Cary Grant was 59 when he played opposite Audrey Hepburn (25 years his junior) in Charade, but his age isn't as much of a hindrance as you'd think. He's still able to pull off the image of a suave leading man (he'd also done remarkably well four years earlier in North By Northwest). He plays a stranger who comes to the rescue of a young widow in Paris (Hepburn) whose husband was the target of three ruthless goons (James Coburn, George Kennedy, and Ned Glass) who are after 250,000 dollars that he swindled them out of. Her husband is murdered (and his body thrown from a train) before the opening credits, and so Hepburn becomes the central focus of the goons' continued quest for the elusive money. (They're cartoonish and yet menacing, like sociopathic Coyotes and Audrey is the Road Runner.)
Charade is like a vacation from the stodginess of Audrey Hepburn's other movies that seem to hoist her on a pedastal like Galatea (Roman Holiday, Breakfast at Tiffany's, Sabrina and then later My Fair Lady). She's at her best when she's allowed to be fun and intelligent, but also accessible. She's always one-upping Cary Grant, but she's never too good for him. She's wholesome without being a prude, and she's game enough for the fun of this movie, which is set completely in Paris. The city becomes a labyrinth for us to try and find our way out of, but once we become engrossed in the movie we're hard-pressed to want to leave.

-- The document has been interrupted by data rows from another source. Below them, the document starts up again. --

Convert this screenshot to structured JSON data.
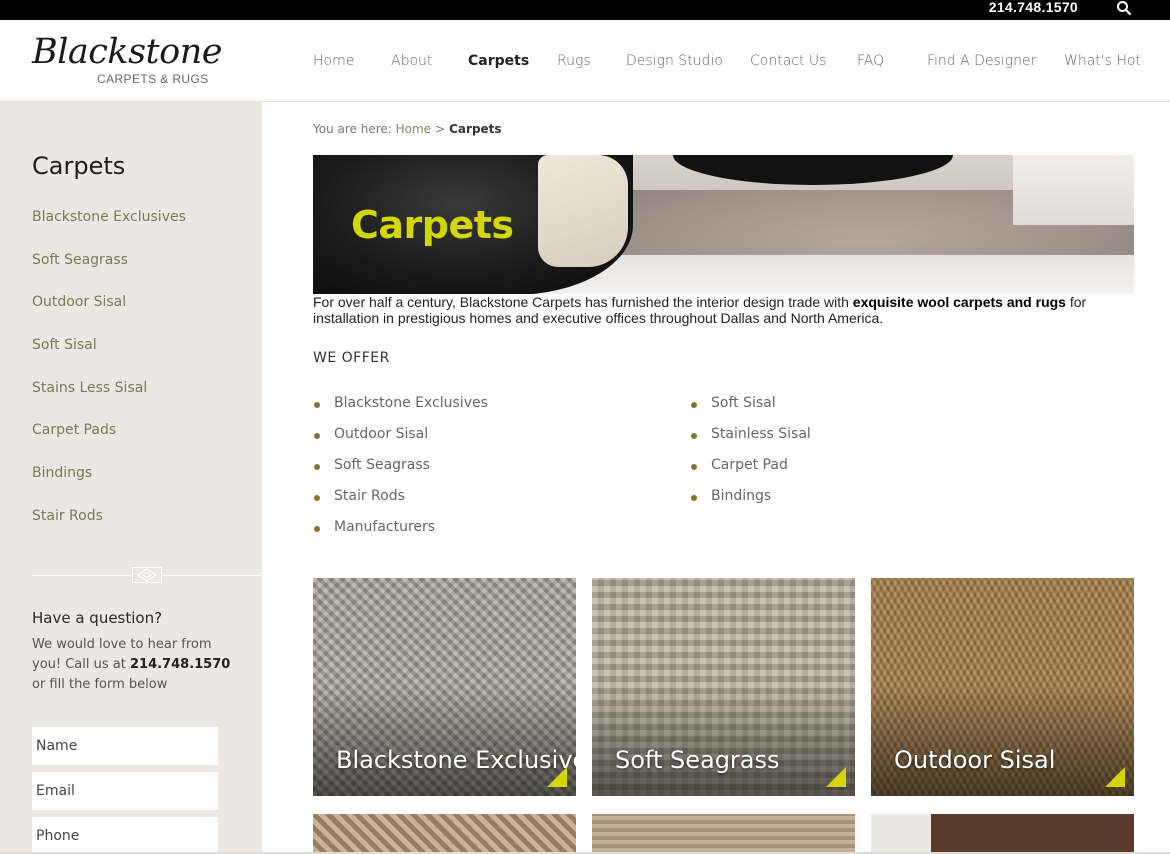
{
  "topbar": {
    "phone": "214.748.1570",
    "search_icon": "search-icon"
  },
  "header": {
    "logo_script": "Blackstone",
    "logo_sub": "CARPETS & RUGS",
    "nav": [
      {
        "label": "Home"
      },
      {
        "label": "About"
      },
      {
        "label": "Carpets",
        "active": true
      },
      {
        "label": "Rugs"
      },
      {
        "label": "Design Studio"
      },
      {
        "label": "Contact Us"
      },
      {
        "label": "FAQ"
      },
      {
        "label": "Find A Designer"
      },
      {
        "label": "What's Hot"
      }
    ]
  },
  "sidebar": {
    "title": "Carpets",
    "links": [
      "Blackstone Exclusives",
      "Soft Seagrass",
      "Outdoor Sisal",
      "Soft Sisal",
      "Stains Less Sisal",
      "Carpet Pads",
      "Bindings",
      "Stair Rods"
    ],
    "question_title": "Have a question?",
    "question_text_a": "We would love to hear from you! Call us at ",
    "question_phone": "214.748.1570",
    "question_text_b": " or fill the form below",
    "form": {
      "name_placeholder": "Name",
      "email_placeholder": "Email",
      "phone_placeholder": "Phone"
    }
  },
  "main": {
    "breadcrumb": {
      "prefix": "You are here: ",
      "home": "Home",
      "sep": ">",
      "current": "Carpets"
    },
    "hero_title": "Carpets",
    "intro_a": "For over half a century, Blackstone Carpets has furnished the interior design trade with ",
    "intro_bold": "exquisite wool carpets and rugs",
    "intro_b": " for installation in prestigious homes and executive offices throughout Dallas and North America.",
    "offer_title": "WE OFFER",
    "offer_left": [
      "Blackstone Exclusives",
      "Outdoor Sisal",
      "Soft Seagrass",
      "Stair Rods",
      "Manufacturers"
    ],
    "offer_right": [
      "Soft Sisal",
      "Stainless Sisal",
      "Carpet Pad",
      "Bindings"
    ],
    "tiles": [
      "Blackstone Exclusives",
      "Soft Seagrass",
      "Outdoor Sisal"
    ]
  },
  "colors": {
    "accent": "#d3d600",
    "sidebar_bg": "#ebe7e2",
    "link": "#7b7856",
    "bullet": "#7a7a2a"
  }
}
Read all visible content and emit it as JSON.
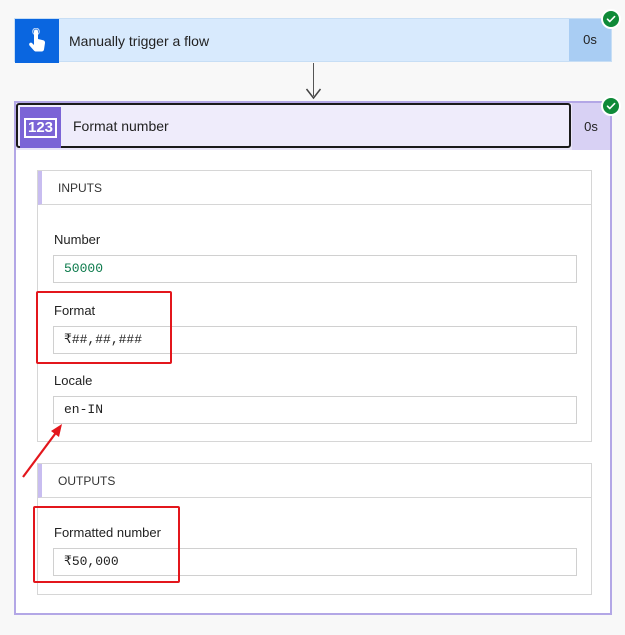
{
  "trigger": {
    "title": "Manually trigger a flow",
    "duration": "0s",
    "icon": "touch-hand-icon",
    "status": "succeeded"
  },
  "action": {
    "icon_label": "123",
    "title": "Format number",
    "duration": "0s",
    "status": "succeeded",
    "inputs": {
      "header": "INPUTS",
      "number_label": "Number",
      "number_value": "50000",
      "format_label": "Format",
      "format_value": "₹##,##,###",
      "locale_label": "Locale",
      "locale_value": "en-IN"
    },
    "outputs": {
      "header": "OUTPUTS",
      "formatted_label": "Formatted number",
      "formatted_value": "₹50,000"
    }
  },
  "colors": {
    "trigger_accent": "#0a66e0",
    "action_accent": "#7b64d6",
    "success": "#0f8a38",
    "annotation": "#e3161c"
  }
}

Along with the comic suspense that makes Charade so engaging is Henry Mancini's music score. Mancini's music is positively creepy (it's so slick and sophisticated and yet incredibly menacing) when it comes to thrillers. So many early thrillers didn't get the music right. It was as though the composers were told to de-emphasize the terror and the suspense, so their music takes a frightening or exciting scene and turns it into sentimental corn. Mancini, on the other hand, isn't afraid to take the material and run with it. His work on Experiment in Terror and Wait Until Dark is fantastically freaky, and in Charade he captures something of the allure and the magic of Paris and Audrey Hepburn and Cary Grant and of the entire genre itself, and for that Charade is a better movie. It's the loveliest kind of trashy entertainment, and ironically enough it was not a hit when first released.